Amid the nation’s deepest slump since The Great Depression, Bloomingdale’s has come up with a bold response — rebuilding the entire 60,000-square-foot main floor of the Manhattan flagship.
The department store is just two months from completing the project and unleashing a barrage of advertising and events touting 59th Street as “the biggest makeover in NYC.” There will be 525 events in cosmetics alone through December.
According to sources, the renovation cost $45 million to $55 million including vendor contributions, and vendors are hoping for 10 to 20 percent sales gains as a result.
“It’s a game-changer,” said Michael Gould, Bloomingdale’s chairman and chief executive officer. “When you see all of the new installations, it will blow your socks off. Every solitary resource has a new shop. It’s like a brand-new store.”

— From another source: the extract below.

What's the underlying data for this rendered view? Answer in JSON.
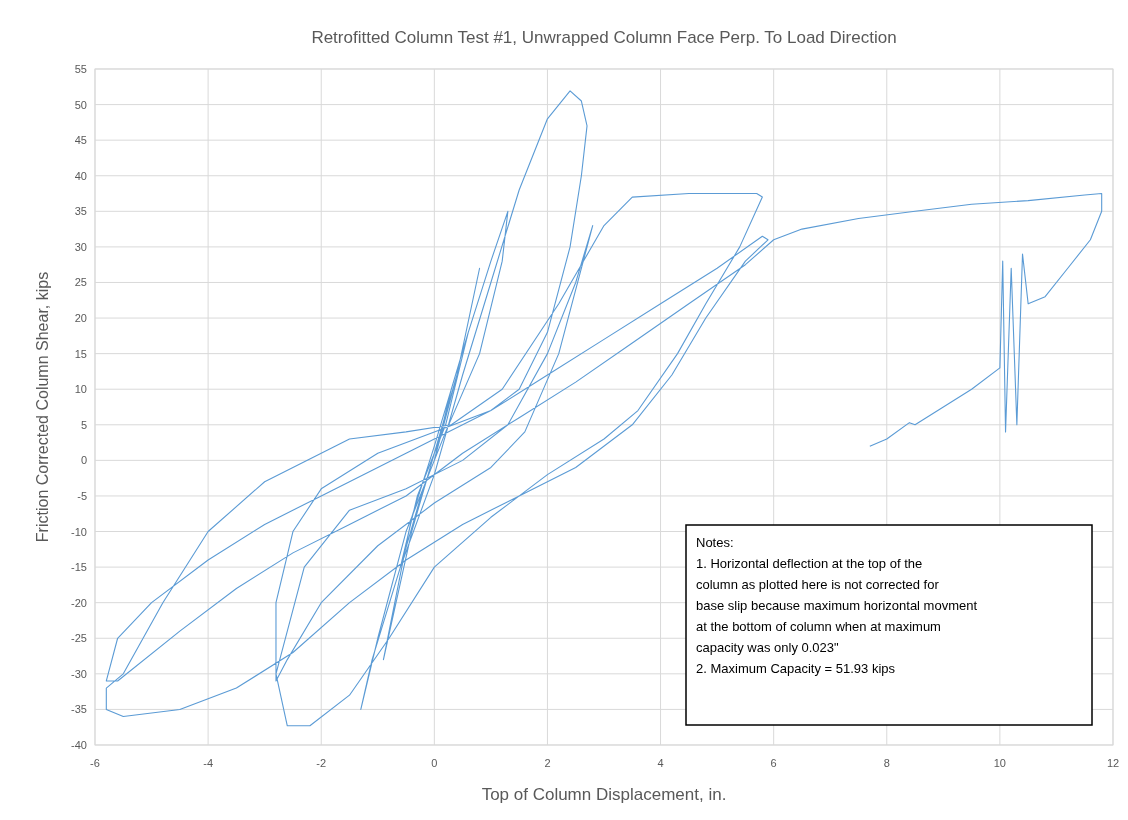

The main floor includes beauty, fragrance, designer handbags and leather goods, fine and costume jewelry, fashion accessories, watches, sunglasses, men’s dress shirts, furnishings and ties. The floor will officially be launched Oct. 15.
“This is the culmination of the biggest renovation in the history of 59th Street,” added Jack Hruska, executive vice president of creative services, store design and visual merchandising.

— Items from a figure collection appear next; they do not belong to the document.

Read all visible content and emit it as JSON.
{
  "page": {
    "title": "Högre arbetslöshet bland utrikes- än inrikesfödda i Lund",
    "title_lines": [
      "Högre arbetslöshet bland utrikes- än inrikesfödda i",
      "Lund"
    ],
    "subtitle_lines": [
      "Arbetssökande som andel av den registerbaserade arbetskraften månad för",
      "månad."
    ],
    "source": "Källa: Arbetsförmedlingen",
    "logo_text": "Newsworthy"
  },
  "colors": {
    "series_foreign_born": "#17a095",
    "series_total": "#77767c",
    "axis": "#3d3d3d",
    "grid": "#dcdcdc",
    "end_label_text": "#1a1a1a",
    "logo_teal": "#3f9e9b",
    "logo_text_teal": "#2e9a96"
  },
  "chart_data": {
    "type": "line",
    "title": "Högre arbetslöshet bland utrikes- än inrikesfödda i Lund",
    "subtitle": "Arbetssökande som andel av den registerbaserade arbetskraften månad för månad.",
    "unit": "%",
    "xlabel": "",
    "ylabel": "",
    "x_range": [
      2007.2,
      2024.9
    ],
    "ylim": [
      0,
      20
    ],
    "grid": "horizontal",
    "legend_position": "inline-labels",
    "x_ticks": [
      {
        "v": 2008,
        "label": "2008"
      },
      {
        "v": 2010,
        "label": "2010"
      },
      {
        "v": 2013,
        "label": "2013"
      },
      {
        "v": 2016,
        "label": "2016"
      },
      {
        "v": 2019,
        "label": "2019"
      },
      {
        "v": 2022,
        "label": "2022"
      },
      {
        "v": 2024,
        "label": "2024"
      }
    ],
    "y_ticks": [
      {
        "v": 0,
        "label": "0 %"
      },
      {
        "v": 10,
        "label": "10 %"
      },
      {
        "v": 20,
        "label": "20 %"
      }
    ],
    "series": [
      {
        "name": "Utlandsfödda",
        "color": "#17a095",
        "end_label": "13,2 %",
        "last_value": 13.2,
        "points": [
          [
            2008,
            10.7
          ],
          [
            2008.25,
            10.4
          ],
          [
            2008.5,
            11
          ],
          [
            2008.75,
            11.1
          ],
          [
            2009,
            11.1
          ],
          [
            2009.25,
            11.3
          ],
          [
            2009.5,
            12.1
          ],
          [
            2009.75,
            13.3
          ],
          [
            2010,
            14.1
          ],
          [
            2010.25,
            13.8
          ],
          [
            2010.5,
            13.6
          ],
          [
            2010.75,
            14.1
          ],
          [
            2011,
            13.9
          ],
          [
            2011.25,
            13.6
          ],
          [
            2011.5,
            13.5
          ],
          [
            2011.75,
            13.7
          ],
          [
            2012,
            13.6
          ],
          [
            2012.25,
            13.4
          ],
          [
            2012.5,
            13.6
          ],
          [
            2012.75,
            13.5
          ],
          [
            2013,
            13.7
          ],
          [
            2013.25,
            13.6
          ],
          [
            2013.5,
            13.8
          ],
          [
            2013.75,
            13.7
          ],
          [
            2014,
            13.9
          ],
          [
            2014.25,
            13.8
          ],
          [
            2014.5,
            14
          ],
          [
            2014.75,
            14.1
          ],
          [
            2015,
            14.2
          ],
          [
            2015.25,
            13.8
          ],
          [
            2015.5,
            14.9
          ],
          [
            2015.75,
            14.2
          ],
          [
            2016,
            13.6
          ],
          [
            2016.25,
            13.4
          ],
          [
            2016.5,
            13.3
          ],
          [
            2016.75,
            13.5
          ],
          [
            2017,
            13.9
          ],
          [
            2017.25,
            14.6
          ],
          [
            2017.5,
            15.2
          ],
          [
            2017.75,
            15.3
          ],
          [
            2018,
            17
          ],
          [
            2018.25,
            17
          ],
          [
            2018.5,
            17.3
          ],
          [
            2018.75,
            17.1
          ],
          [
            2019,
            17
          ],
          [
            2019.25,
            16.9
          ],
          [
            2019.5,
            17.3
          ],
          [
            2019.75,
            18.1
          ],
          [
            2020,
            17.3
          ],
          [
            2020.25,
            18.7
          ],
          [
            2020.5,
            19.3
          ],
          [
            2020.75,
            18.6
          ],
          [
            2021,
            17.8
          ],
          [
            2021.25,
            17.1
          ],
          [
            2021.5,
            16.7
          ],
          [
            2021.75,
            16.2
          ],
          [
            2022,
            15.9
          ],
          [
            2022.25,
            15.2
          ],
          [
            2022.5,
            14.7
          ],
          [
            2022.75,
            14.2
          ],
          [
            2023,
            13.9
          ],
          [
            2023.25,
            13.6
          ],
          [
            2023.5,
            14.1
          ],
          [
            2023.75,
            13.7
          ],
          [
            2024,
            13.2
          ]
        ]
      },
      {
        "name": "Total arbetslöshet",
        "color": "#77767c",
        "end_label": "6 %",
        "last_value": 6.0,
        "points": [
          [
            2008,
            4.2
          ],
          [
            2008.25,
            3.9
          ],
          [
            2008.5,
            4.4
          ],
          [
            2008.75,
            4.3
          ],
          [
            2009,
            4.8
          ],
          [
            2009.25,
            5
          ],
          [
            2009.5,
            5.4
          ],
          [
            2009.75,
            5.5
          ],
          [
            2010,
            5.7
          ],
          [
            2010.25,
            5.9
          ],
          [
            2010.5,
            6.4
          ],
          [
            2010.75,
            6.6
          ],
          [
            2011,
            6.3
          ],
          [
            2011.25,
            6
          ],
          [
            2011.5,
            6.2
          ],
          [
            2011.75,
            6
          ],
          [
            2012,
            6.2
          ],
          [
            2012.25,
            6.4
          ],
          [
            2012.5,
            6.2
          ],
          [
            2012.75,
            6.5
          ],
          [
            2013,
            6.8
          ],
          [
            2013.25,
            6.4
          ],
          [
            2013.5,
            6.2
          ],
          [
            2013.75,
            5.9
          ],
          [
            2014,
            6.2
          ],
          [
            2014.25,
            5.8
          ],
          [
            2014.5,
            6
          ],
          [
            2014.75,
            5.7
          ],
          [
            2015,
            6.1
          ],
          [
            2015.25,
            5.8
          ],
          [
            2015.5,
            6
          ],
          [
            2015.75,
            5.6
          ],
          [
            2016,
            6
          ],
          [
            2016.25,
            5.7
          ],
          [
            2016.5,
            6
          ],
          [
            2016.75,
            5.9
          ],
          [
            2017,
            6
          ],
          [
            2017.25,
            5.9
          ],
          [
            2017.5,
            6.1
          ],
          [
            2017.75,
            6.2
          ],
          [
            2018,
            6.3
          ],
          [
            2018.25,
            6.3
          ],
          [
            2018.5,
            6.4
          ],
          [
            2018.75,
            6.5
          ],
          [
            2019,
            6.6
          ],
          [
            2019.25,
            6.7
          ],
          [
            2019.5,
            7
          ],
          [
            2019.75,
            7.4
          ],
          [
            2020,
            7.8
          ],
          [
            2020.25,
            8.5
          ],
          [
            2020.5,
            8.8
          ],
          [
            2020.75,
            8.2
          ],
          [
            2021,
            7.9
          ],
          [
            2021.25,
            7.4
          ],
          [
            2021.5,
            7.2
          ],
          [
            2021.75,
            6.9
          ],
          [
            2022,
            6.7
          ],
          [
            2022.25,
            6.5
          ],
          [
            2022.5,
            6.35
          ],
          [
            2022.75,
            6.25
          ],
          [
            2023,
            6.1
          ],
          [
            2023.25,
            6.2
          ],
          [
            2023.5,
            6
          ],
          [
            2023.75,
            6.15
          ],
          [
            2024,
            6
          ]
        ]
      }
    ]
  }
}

The master plan for the flagship, an effort to elevate productivity and amplify the energy of Bloomingdale’s while enabling brands to project their images as well, started in 2004 with the renovation of contemporary sportswear on the second level. In the years that followed, the New View bridge floor on three, intimate apparel on two, shoes on four, dresses and coats on five, men’s contemporary on the metro level, as well the furniture, rug and mattresses departments, were all renovated. On the main floor this year, the fragrance department, a three-level Louis Vuitton shop and areas for jewelry and handbags were all completed and, within about a week, the lower level for men’s is expected to be finished.
Overall, the renovation retains the B’way for beauty, as well as the A’way for accessories, but otherwise it’s a total transformation that introduces a host of brands new to the store, as well as unique shop concepts.
At the core is a three-hall beauty complex with soaring walls for vendor installations, wider aisles and an easier traffic flow like a grid, instead of the old congested and truncated configuration.
Hruska and Francine Klein, executive vice president and general merchandise manager of accessories, cosmetics and fine jewelry, came up with the idea to construct the high walls.